Frontex poursuit ses opérations en Grèce face aux accusations de violations des droits fondamentaux

Frontex poursuit ses opérations en Grèce malgré une succession d’alertes internes sur de possibles violations des droits fondamentaux des migrants. L’agence européenne des garde-frontières continue de défendre sa présence sur le terrain, alors que plusieurs enquêtes mettent en cause les pratiques des garde-côtes grecs. Cette situation relance le débat sur le rôle de l’Union européenne dans la surveillance de ses frontières extérieures. Les décisions prises dans les prochains mois pourraient peser sur la politique migratoire européenne.

Selon Le Monde, plusieurs documents internes du Bureau des droits fondamentaux de Frontex font état de préoccupations persistantes concernant des refoulements présumés de migrants en mer Égée. Ces rapports évoquent également des enquêtes ouvertes sur des incidents impliquant les autorités grecques et des navires cofinancés par l’agence européenne. Les responsables de ce service estiment que certaines pratiques pourraient contrevenir au droit européen et international.

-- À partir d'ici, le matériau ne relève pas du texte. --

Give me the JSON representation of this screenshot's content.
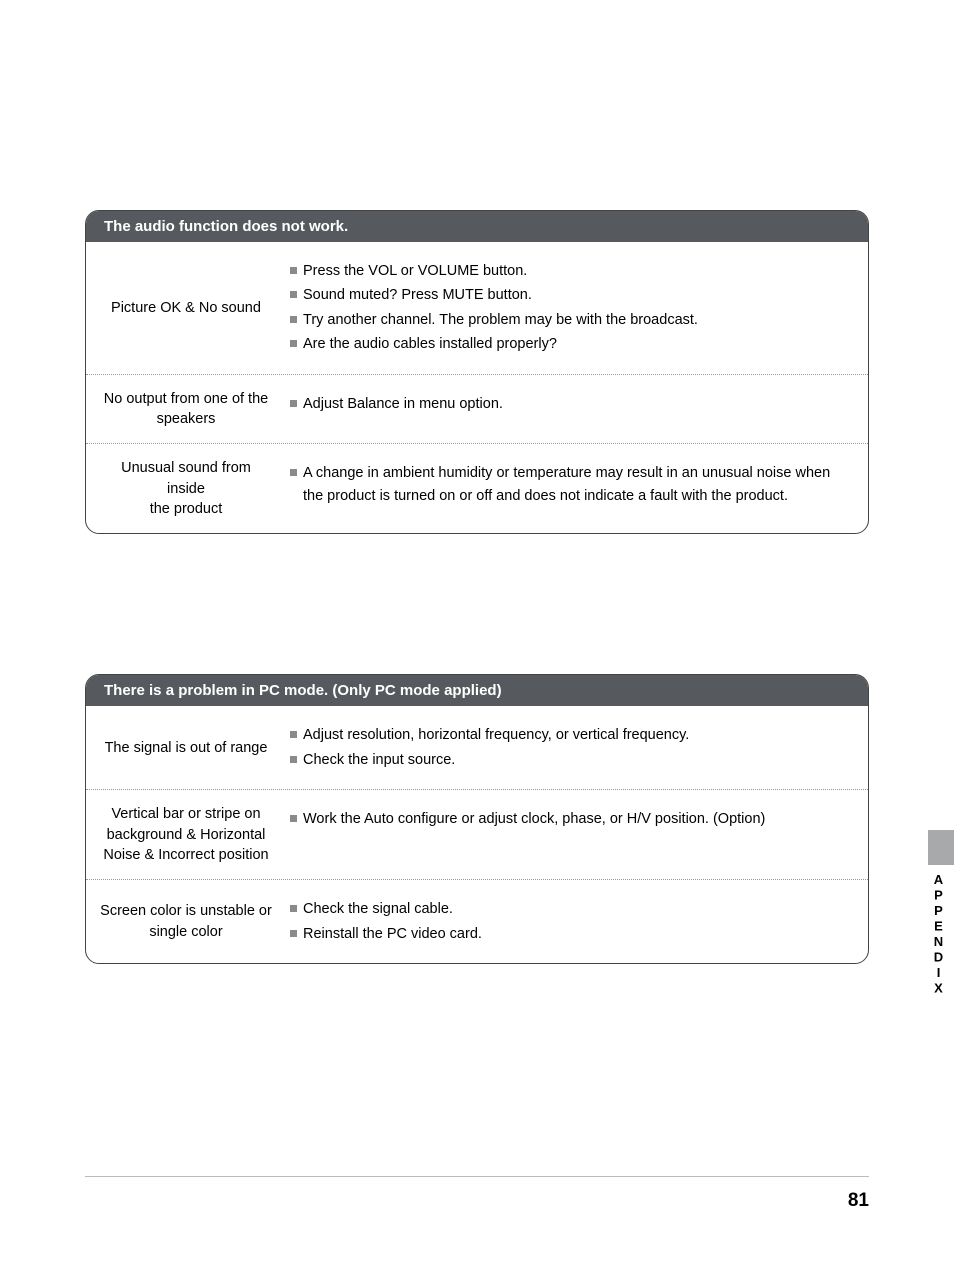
{
  "tables": [
    {
      "header": "The audio function does not work.",
      "rows": [
        {
          "label": "Picture OK & No sound",
          "items": [
            "Press the VOL or VOLUME button.",
            "Sound muted? Press MUTE button.",
            "Try another channel. The problem may be with the broadcast.",
            "Are the audio cables installed properly?"
          ]
        },
        {
          "label": "No output from one of the speakers",
          "items": [
            "Adjust Balance in menu option."
          ]
        },
        {
          "label": "Unusual sound from inside the product",
          "items": [
            "A change in ambient humidity or temperature may result in an unusual noise when the product is turned on or off and does not indicate a fault with the product."
          ]
        }
      ]
    },
    {
      "header": "There is a problem in PC mode. (Only PC mode applied)",
      "rows": [
        {
          "label": "The signal is out of range",
          "items": [
            "Adjust resolution, horizontal frequency, or vertical frequency.",
            "Check the input source."
          ]
        },
        {
          "label": "Vertical bar or stripe on background & Horizontal Noise & Incorrect position",
          "items": [
            "Work the Auto configure or adjust clock, phase, or H/V position. (Option)"
          ]
        },
        {
          "label": "Screen color is unstable or single color",
          "items": [
            "Check the signal cable.",
            "Reinstall the PC video card."
          ]
        }
      ]
    }
  ],
  "sideLabel": "APPENDIX",
  "pageNumber": "81",
  "colors": {
    "headerBg": "#565a5f",
    "headerText": "#ffffff",
    "bulletColor": "#888a8c",
    "sideTabGray": "#a8a9ab"
  }
}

Des alertes répétées depuis plusieurs années

Les inquiétudes ne sont pas nouvelles. Depuis plusieurs années, des organisations de défense des droits humains, des institutions européennes et des observateurs indépendants dénoncent des expulsions collectives et des violences présumées aux frontières grecques. Plusieurs enquêtes internes de Frontex ont également été ouvertes afin d’examiner ces accusations.

Entre janvier 2024 et mars 2026, le Bureau des droits fondamentaux de Frontex a lancé 33 enquêtes officielles concernant la Grèce. Ce total dépasse celui enregistré dans tout autre État membre. Les investigations portent notamment sur des signalements de refoulements en mer et à la frontière terrestre, ainsi que sur des allégations de mauvais traitements.

Cependant, les responsables grecs contestent ces accusations. Les garde-côtes affirment respecter les règles nationales et internationales tout en assurant la protection des frontières de l’Union européenne. Ils rappellent également leur participation à de nombreuses opérations de sauvetage en mer.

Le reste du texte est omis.